Il ressort des pièces du dossier que M. B… a été scolarisé à Mayotte à partir de 2015 et a obtenu le diplôme du baccalauréat en 2024, sans toutefois que ses pièces ne démontrent la continuité de son séjour sur cette période, alors que son passeport, délivré en 2023, mentionne une adresse aux Comores. Par ailleurs, le requérant étant célibataire et sans enfant, les autres pièces produites, relatives notamment à son frère résidant régulièrement à Mayotte, ne permettent pas d’établir qu’il aurait constitué dans ce département le centre de sa vie privée et familiale, ou qu’il ne disposerait plus d’attaches familiales aux Comores. Dans ces conditions, le requérant est manifestement infondé à soutenir que la décision attaquée porte une atteinte grave et manifestement illégale à sa vie privée et familiale.
En tout état de cause, il ressort des mentions du registre du centre de rétention administrative que M. B…, arrivé au centre le 21 mars 2026 à 19h55, l’a quitté, pour être éloigné vers les Comores, le lendemain à 08h30 (heure locale). La présente requête a été enregistrée au greffe du tribunal le 22 mars 2026 à 10h02 (heure locale). Par suite, le juge des référés ayant été saisi postérieurement à l’exécution de la mesure, les conclusions à fin de suspension de cette décision sont dépourvues d’objet et par suite irrecevables.
O R D O N N E :
Article 1er : La requête de M. B… est rejetée.

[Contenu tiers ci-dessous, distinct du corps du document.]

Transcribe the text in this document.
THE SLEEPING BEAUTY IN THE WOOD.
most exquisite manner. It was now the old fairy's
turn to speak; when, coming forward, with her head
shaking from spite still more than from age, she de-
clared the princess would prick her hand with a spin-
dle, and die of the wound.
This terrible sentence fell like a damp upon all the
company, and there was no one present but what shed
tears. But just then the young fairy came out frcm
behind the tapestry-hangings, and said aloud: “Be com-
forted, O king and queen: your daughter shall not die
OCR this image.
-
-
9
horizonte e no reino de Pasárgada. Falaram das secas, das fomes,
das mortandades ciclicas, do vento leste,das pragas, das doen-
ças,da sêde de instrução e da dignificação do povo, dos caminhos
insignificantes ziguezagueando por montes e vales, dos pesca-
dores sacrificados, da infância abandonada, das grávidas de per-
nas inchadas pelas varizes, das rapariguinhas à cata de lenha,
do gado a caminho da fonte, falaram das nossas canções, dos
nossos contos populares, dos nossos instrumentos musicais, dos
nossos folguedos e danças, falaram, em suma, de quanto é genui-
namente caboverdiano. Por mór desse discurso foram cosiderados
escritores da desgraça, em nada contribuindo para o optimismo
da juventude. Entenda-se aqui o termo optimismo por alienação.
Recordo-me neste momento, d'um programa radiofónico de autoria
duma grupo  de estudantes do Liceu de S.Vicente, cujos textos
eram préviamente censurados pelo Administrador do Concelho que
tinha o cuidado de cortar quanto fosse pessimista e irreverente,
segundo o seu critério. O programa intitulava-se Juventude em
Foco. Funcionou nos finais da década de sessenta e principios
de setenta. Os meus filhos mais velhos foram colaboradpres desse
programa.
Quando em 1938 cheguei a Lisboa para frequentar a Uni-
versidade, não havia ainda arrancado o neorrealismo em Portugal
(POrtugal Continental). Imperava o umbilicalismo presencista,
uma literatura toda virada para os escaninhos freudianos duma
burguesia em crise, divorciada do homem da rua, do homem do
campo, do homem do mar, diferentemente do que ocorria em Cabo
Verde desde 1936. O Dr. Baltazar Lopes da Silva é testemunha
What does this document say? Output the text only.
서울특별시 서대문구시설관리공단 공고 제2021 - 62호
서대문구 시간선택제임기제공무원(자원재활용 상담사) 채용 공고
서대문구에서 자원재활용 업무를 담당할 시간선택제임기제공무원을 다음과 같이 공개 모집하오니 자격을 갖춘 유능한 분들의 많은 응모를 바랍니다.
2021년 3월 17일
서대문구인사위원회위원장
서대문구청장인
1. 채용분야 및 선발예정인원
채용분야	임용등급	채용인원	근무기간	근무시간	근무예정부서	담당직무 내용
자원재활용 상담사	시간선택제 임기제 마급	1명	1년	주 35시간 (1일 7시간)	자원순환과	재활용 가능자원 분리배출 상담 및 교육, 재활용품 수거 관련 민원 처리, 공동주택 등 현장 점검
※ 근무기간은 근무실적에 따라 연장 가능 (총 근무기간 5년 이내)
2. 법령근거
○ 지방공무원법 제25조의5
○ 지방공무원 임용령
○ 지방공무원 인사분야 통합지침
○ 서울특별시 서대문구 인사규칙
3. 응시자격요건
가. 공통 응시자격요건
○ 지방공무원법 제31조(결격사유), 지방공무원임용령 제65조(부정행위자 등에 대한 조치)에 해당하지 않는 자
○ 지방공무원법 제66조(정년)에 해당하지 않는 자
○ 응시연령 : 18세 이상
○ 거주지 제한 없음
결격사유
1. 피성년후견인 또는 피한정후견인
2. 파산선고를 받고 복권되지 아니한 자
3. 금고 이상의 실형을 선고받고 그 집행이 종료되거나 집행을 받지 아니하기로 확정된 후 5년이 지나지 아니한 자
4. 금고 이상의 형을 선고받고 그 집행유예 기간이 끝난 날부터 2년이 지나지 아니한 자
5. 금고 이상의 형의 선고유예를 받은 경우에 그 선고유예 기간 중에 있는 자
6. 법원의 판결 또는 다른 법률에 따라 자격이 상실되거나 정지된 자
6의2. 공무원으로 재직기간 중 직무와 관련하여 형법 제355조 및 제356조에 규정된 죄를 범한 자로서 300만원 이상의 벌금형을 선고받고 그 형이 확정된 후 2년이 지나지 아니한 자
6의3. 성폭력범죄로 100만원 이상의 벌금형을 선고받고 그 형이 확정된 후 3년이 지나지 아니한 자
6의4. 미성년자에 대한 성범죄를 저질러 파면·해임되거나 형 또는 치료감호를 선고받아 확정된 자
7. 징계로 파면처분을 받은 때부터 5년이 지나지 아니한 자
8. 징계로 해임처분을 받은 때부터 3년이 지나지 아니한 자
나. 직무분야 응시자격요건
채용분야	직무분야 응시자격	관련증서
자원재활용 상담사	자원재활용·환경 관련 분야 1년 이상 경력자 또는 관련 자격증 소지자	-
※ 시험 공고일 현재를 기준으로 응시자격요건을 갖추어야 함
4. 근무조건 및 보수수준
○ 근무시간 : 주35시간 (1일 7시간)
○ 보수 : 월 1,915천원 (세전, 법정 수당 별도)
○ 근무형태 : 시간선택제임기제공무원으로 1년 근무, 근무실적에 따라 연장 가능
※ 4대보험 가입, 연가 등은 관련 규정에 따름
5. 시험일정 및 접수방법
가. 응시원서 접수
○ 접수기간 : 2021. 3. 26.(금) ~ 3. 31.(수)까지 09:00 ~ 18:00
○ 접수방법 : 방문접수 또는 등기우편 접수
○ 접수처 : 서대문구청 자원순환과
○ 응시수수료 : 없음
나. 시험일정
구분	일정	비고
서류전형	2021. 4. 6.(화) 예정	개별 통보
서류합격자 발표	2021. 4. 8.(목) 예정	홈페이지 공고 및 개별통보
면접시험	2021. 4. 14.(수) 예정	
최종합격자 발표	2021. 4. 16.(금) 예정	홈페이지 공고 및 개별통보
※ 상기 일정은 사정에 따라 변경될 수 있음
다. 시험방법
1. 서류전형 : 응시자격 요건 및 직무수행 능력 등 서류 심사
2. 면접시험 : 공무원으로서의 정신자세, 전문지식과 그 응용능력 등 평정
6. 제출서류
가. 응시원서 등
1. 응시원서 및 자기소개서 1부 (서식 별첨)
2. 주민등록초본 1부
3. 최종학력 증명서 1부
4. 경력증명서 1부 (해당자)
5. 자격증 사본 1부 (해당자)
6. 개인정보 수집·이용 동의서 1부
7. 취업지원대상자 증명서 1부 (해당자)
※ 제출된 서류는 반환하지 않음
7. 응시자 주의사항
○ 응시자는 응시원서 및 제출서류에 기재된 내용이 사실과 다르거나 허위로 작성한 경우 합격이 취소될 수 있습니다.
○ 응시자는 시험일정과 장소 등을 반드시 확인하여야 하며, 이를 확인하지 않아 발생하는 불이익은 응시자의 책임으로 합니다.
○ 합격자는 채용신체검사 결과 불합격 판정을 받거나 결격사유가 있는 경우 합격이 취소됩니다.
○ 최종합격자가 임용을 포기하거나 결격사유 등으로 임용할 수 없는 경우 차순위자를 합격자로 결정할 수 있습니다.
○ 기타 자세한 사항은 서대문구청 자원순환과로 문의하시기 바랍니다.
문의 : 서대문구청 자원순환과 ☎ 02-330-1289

Article 2 : La présente ordonnance sera notifiée à M. A… B… et au préfet de Mayotte.
Copie en sera adressée aux ministres chargés de l’outre-mer et de l’intérieur en application de l’article R. 751-8 du code de justice administrative.
Fait à Mamoudzou, le 23 mars 2026.
Le juge des référés,
F. DUVANEL
La République mande et ordonne au préfet de Mayotte en ce qui le concerne ou à tous commissaires de justice à ce requis en ce qui concerne les voies de droit commun contre les parties privées, de pourvoir à l’exécution de la présente décision.